Quantized Delta Weight Is Safety Keeper
Yule Liu, Zhen Sun, Xinlei He, Xinyi Huang
TL;DR
The paper tackles resource and security challenges in fine-tuning large language models by analyzing BitDelta-style one-bit delta-weight quantization. It demonstrates that compressing only the delta weights, with a lightweight parameter healing step, can yield substantial security gains against alignment-breaking, backdoors, and certain hallucination risks, while limiting utility loss on a representative Llama-2-7b-chat case study. Through extensive experiments across multiple model families and scales, and using LogitLens visualizations, the authors reveal a mechanism whereby delta compression preserves core safety alignments and reduces vulnerability to malicious fine-tuning. The findings suggest a practical, cost-effective defense strategy for secure, multi-tenant LLM deployment, with a trade-off managed by tuning compression fidelity. Overall, delta-weight quantization emerges as a promising approach to simultaneously reduce storage/inference overhead and fortify model safety in real-world fine-tuning scenarios.
Abstract
Recent advancements in fine-tuning proprietary language models enable customized applications across various domains but also introduce two major challenges: high resource demands and security risks. Regarding resource demands, recent work proposes novel partial compression, such as BitDelta, to quantize the delta weights between the fine-tuned model and base model. Regarding the security risks, user-defined fine-tuning can introduce security vulnerabilities, such as alignment issues, backdoor attacks, and hallucinations. However, most of the current efforts in security assessment focus on the full-precision or full-compression models, it is not well-discussed how the partial compression methods affect security concerns. To bridge this gap, we evaluate the robustness of delta-weight quantization against these security threats.
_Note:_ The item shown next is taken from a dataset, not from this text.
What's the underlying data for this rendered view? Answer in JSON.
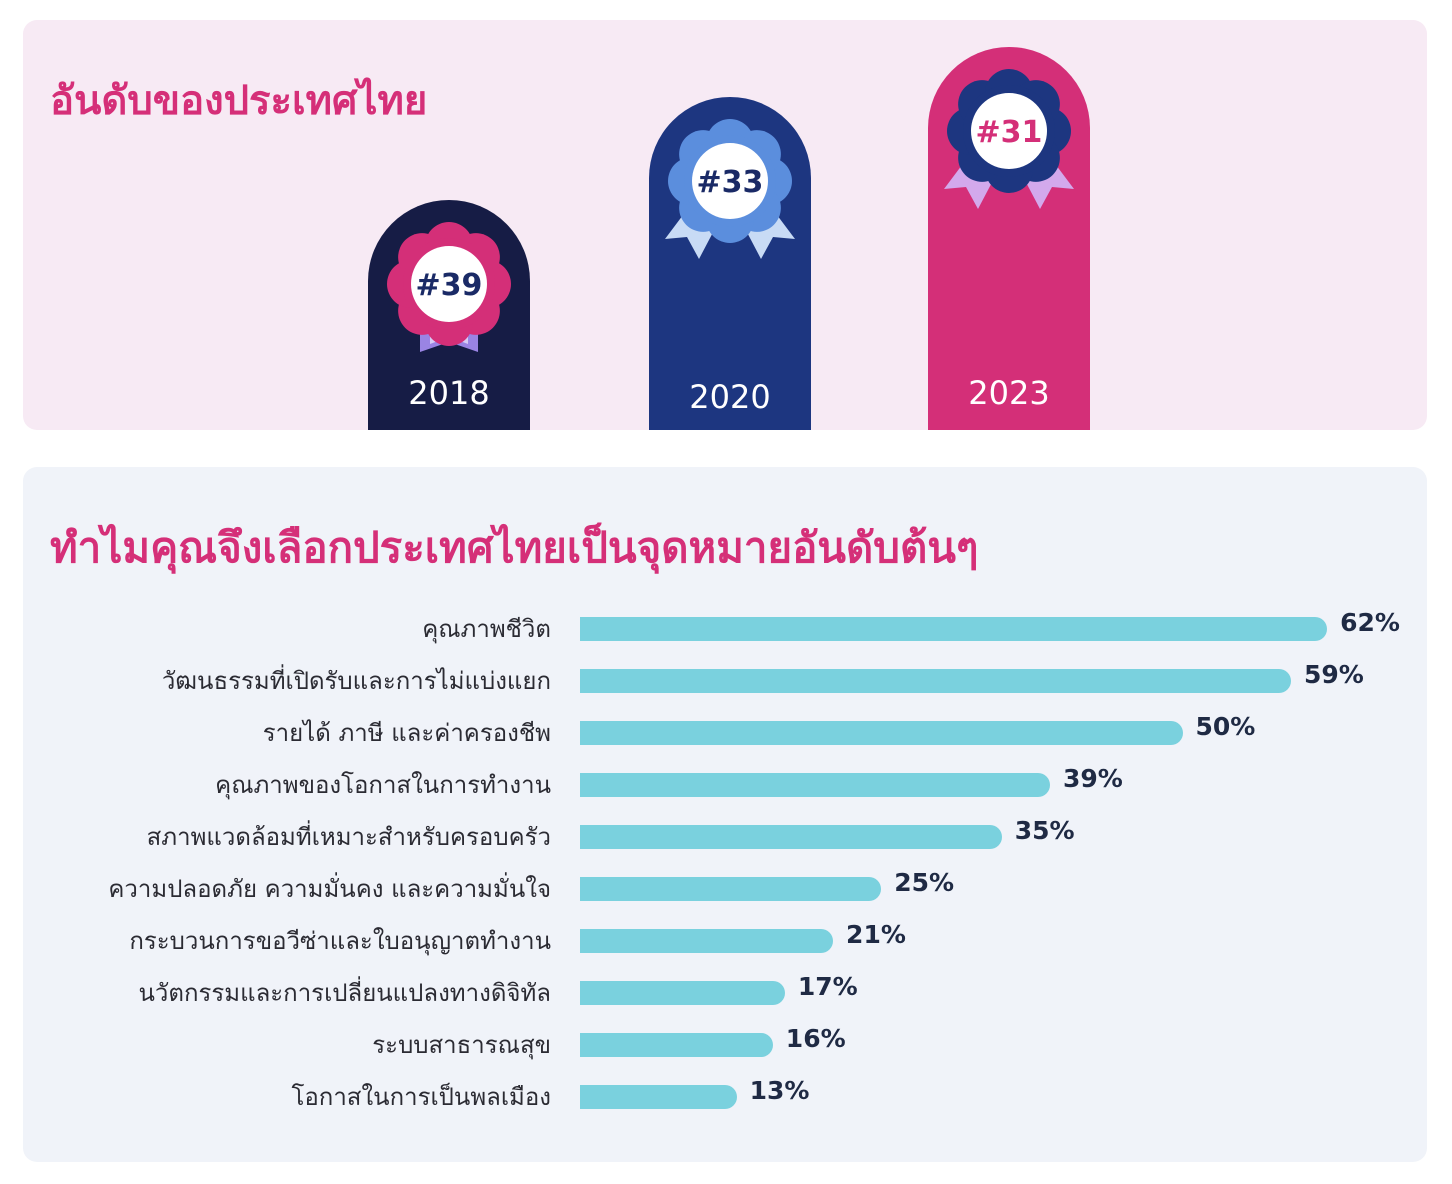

In this paper, we uncover a "free lunch" phenomenon: partial compression can enhance model security against fine-tuning-based attacks with bearable utility loss. Using Llama-2-7b-chat as a case study, we show that, with under 10% utility degradation, the partial compression mitigates alignment-breaking risks by up to 66.17%, harmful backdoor vulnerabilities by 64.46%, and targeted output manipulation risks by up to 90.53%. We further apply LogitLens to visualize internal state transformations during forward passes, suggesting mechanisms for both security failure and recovery in standard versus compressed fine-tuning. This work offers new insights into selecting effective delta compression methods for secure, resource-efficient multi-tenant services.